With China’s economy in a swoon, Biden sends a second Cabinet member to Beijing to soothe relations

(Originally published July 4 in “What in the World“) U.S. Treasury Secretary Janet Yellen, in defiance of the State Dept.’s latest warnings against travel to China, heads to China on Thursday for a long weekend that’s being advertised as a diplomatic mission to salvage relations between the world’s two largest economies.

China has begun retaliating against Washington’s efforts to block exports of sensitive semiconductor technology to China, as well as to shift corporate supply chains to friendlier countries, or “friendshoring.” Last month, Beijing banned chips from U.S. company Micron Technology from use in any equipment handling “sensitive” information. On Monday, Beijing said it would restrict exports of two metals used in making chips—gallium and germanium.

Yellen has publicly decried the friendshoring trend, noting that decoupling the two economies would damage both, even though the Biden Administration has kept Trump-era tariffs against China in place. That the White House has been sending such high-level peace feelers—first Blinken, now Yellen—to Beijing, however, is a step in the right direction and a signal of just how bad things must look. Even Republican hawks are keeping remarkably quiet despite Biden giving them ample latitude to carp that his Cabinet is kowtowing to Beijing.

With China’s economy looking increasingly precarious, however, Yellen’s real agenda may more likely be to hear what officials in Beijing are doing to keep China from slipping into either a Lehman-style financial crisis or, the more likely scenario, into a Japan-style economic coma that lasts for decades. Yellen’s chief concern will be that China doesn’t devalue the yuan in a last-ditch effort to boost export income.

Devaluing the yuan would potentially send China’s diplomatically sensitive trade surplus soaring. It could also complicate efforts by the U.S. Federal Reserve to normalize interest rates: lowering the price of Chinese imports would artificially lower inflationary pressures in the U.S., potentially prompting the Fed to halt interest-rate hikes too early, only to see inflation rebound once China let its currency recover.

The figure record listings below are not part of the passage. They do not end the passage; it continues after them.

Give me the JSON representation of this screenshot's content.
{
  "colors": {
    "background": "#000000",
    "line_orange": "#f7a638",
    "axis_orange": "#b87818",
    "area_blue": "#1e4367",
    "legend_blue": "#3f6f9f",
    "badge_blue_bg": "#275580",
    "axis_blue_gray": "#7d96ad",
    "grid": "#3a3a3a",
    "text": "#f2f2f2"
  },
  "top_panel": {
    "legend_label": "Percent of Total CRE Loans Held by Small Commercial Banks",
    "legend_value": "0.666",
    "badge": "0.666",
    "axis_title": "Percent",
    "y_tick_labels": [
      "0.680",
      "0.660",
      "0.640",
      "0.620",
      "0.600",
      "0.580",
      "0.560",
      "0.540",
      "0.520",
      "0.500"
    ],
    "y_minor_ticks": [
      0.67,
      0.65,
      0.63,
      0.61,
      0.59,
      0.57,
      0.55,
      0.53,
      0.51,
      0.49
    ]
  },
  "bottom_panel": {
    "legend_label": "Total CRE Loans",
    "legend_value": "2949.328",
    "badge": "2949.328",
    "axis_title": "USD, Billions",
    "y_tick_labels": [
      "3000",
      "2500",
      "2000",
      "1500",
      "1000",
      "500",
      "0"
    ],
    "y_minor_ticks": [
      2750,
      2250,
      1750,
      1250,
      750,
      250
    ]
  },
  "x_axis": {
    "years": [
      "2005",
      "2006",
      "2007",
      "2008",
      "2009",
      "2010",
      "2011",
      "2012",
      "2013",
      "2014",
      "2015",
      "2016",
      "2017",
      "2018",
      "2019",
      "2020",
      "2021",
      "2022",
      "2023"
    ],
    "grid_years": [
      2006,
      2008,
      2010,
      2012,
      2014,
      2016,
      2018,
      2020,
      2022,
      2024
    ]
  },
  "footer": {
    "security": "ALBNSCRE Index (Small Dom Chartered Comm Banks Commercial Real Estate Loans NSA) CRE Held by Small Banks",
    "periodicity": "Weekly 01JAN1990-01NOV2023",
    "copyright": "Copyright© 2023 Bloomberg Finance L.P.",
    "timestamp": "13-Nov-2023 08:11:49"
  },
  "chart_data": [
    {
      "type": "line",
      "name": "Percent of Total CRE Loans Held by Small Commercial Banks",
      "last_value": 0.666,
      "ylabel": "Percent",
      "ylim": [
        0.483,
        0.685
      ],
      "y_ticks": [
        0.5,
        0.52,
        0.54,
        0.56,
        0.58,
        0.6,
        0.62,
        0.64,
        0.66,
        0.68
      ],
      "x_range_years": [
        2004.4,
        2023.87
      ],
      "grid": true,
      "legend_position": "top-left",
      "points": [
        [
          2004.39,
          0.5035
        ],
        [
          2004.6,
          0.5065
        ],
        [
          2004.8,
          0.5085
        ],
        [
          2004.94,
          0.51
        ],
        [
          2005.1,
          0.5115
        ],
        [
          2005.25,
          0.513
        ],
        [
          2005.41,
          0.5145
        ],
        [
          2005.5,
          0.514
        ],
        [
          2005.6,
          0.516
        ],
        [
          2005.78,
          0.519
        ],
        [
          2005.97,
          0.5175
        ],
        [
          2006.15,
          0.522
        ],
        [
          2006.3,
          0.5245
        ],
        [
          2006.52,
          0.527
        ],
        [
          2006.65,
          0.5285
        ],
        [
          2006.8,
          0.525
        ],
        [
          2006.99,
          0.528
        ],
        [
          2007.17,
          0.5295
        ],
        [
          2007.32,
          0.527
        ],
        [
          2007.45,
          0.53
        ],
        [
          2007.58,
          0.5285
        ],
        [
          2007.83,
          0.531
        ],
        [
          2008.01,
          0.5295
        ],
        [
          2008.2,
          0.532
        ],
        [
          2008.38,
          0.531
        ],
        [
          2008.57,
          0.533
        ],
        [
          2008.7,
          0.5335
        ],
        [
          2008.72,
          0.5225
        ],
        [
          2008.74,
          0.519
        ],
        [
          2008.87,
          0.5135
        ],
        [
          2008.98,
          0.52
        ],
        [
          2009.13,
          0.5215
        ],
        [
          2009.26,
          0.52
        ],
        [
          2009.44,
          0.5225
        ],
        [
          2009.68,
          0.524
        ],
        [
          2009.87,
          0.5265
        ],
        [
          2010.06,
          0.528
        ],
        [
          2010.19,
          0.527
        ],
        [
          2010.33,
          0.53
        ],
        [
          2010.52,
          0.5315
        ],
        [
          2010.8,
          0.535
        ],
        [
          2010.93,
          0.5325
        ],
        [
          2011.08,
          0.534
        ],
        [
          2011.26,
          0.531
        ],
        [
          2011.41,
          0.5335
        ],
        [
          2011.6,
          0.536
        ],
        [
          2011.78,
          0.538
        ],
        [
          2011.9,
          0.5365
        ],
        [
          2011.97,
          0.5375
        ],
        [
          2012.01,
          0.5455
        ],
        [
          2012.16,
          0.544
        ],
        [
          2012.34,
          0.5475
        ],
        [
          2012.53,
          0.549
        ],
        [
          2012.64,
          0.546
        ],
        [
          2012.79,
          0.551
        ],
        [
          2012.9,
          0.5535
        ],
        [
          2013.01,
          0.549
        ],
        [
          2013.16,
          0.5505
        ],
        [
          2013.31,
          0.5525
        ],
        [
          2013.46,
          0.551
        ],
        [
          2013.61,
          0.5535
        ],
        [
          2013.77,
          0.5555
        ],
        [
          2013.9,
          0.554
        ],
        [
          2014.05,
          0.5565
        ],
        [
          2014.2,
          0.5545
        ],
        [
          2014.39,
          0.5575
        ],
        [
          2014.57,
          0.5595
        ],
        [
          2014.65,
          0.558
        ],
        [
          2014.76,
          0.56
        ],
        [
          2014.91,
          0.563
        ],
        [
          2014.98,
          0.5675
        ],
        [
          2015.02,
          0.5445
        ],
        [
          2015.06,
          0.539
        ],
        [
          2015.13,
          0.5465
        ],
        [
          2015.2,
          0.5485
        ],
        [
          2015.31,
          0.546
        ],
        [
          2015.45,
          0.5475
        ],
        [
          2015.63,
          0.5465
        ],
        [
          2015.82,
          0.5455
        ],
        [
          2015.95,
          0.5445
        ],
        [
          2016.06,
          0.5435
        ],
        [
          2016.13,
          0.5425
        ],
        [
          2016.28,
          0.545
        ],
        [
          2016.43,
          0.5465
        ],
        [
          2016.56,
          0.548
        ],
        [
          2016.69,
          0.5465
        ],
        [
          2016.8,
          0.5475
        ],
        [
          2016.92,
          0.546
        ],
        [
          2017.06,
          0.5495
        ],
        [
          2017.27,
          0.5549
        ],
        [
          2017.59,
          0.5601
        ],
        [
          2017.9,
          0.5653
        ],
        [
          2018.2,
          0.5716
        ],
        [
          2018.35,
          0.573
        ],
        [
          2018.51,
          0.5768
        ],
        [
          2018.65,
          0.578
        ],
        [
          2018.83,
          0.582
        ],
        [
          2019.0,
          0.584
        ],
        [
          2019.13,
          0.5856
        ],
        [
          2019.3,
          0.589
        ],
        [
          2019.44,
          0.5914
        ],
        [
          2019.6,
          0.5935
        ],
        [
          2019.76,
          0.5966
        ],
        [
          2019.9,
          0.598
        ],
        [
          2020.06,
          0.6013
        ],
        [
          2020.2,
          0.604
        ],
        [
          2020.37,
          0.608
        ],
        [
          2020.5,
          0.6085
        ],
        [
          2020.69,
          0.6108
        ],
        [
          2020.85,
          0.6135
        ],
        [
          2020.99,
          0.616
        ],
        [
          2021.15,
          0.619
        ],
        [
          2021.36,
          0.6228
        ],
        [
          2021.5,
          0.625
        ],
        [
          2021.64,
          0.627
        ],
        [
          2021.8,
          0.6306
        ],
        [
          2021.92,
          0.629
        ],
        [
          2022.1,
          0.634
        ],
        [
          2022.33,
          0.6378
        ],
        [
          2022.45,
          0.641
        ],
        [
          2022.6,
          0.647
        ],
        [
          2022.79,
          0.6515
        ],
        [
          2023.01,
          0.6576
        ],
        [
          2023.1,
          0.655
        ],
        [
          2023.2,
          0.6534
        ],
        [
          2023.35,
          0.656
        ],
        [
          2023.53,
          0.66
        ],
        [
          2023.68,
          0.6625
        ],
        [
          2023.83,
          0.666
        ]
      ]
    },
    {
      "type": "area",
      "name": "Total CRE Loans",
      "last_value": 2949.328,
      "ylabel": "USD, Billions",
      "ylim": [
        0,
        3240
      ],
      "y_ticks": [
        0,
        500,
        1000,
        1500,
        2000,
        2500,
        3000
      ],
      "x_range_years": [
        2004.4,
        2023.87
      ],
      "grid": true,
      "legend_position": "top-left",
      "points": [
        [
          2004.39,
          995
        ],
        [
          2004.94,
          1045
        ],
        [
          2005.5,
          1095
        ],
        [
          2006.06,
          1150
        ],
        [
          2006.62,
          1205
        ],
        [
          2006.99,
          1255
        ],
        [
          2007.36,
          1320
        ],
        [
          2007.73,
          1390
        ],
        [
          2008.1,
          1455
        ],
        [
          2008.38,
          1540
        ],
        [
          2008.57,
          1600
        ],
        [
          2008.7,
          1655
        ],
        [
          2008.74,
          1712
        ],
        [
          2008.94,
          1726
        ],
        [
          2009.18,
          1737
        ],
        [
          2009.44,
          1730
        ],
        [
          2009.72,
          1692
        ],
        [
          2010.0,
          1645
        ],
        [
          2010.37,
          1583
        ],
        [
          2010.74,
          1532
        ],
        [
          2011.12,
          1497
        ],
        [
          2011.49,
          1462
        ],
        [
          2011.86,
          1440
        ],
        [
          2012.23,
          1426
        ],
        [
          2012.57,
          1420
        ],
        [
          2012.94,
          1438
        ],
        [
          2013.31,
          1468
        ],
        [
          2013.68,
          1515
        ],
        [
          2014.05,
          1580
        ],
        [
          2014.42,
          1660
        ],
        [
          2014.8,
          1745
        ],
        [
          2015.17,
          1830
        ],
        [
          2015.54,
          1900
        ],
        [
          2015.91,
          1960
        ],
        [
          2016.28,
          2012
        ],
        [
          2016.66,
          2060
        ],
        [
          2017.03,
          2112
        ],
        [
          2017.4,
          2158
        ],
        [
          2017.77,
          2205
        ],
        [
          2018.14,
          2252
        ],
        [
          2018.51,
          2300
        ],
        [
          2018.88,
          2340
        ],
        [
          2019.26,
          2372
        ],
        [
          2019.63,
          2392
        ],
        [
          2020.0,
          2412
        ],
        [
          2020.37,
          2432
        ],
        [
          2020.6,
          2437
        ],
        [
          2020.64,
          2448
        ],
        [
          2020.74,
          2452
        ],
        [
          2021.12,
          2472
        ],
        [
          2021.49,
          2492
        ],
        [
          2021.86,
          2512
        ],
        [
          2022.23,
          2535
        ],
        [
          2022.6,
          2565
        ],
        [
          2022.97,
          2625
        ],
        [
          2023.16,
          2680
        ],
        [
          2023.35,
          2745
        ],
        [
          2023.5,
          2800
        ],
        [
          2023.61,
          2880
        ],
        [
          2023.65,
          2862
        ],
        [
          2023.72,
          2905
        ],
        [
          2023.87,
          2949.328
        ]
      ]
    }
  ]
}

But Beijing may be grasping for straws. In the latest sign of weakening growth, the official manufacturing purchasing managers’ index, or PMI, signaled a contraction in factory activity for the third straight month. The PMI for May was 49, slightly better than April’s 48.8 reading. But any number below 50 represents that things are slowing down. And China’s slowdown is radiating across Asia and the globe.